Meteorological Processes: Material Clauses Without Participants

Halliday & Matthiessen (2014: 310):
This last type [construed as it + a verb in the ‘present in present’ tense] is unique in English, in that it has no participant in it.  The it serves the interpersonal function of Subject, like the there in an ‘existential’ clause, but has no function in transitivity — if you are told that it’s raining, you cannot ask What is? and the it cannot be theme–predicated (we cannot say it’s it that’s raining) or serve as an identified Theme or Rheme (we cannot say it is what’s raining/what’s raining is it). On the other hand the tense is clearly that of a ‘material’ process.  These clauses can be analysed as consisting of a single element, the Process; they are the limiting case of a ‘material’ process clause.

Wednesday, 1 August 2018

Meteorological Processes: Existential, Material & Relational

Halliday & Matthiessen (2014: 309-10):
On this borderline between the ‘existential’ and the ‘material’ there is a special category of processes to do with the weather: meteorological processes like it’s raining, the wind’s blowing, there’s going to be a storm. Some are construed existentially, e.g. there was a storm/hurricane/breeze/gale/shower/blizzard.

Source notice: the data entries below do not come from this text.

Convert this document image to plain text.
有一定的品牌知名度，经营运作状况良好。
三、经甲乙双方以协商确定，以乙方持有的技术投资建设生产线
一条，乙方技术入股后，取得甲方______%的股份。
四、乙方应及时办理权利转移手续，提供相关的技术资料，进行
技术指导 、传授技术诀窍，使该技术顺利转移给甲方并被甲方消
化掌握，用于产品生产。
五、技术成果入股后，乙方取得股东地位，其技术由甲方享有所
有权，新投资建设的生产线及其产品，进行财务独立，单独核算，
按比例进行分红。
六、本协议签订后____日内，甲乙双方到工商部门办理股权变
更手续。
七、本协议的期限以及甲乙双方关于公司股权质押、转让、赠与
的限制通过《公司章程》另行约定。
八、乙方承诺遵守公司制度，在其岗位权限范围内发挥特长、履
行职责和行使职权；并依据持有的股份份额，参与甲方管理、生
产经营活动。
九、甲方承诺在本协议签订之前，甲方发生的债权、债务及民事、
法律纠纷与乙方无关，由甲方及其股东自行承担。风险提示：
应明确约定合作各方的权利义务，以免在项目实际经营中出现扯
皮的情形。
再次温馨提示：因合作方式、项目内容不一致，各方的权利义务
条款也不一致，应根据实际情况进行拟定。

Some are construed as material events, e.g. the wind’s blowing, the sun’s shining, the clouds are coming down. Some are construed as relational attributives: it’s foggy/cloudy/misty/hot/humid/sunny/frosty; here the it can be interpreted as a Carrier, since it is possible to substitute the weather, the sky or the (time of) day. Finally, some are construed as it + a verb in the ‘present in present’ tense: it’s raining/hailing/snowing/freezing/pouring/drizzling/lightning/thundering.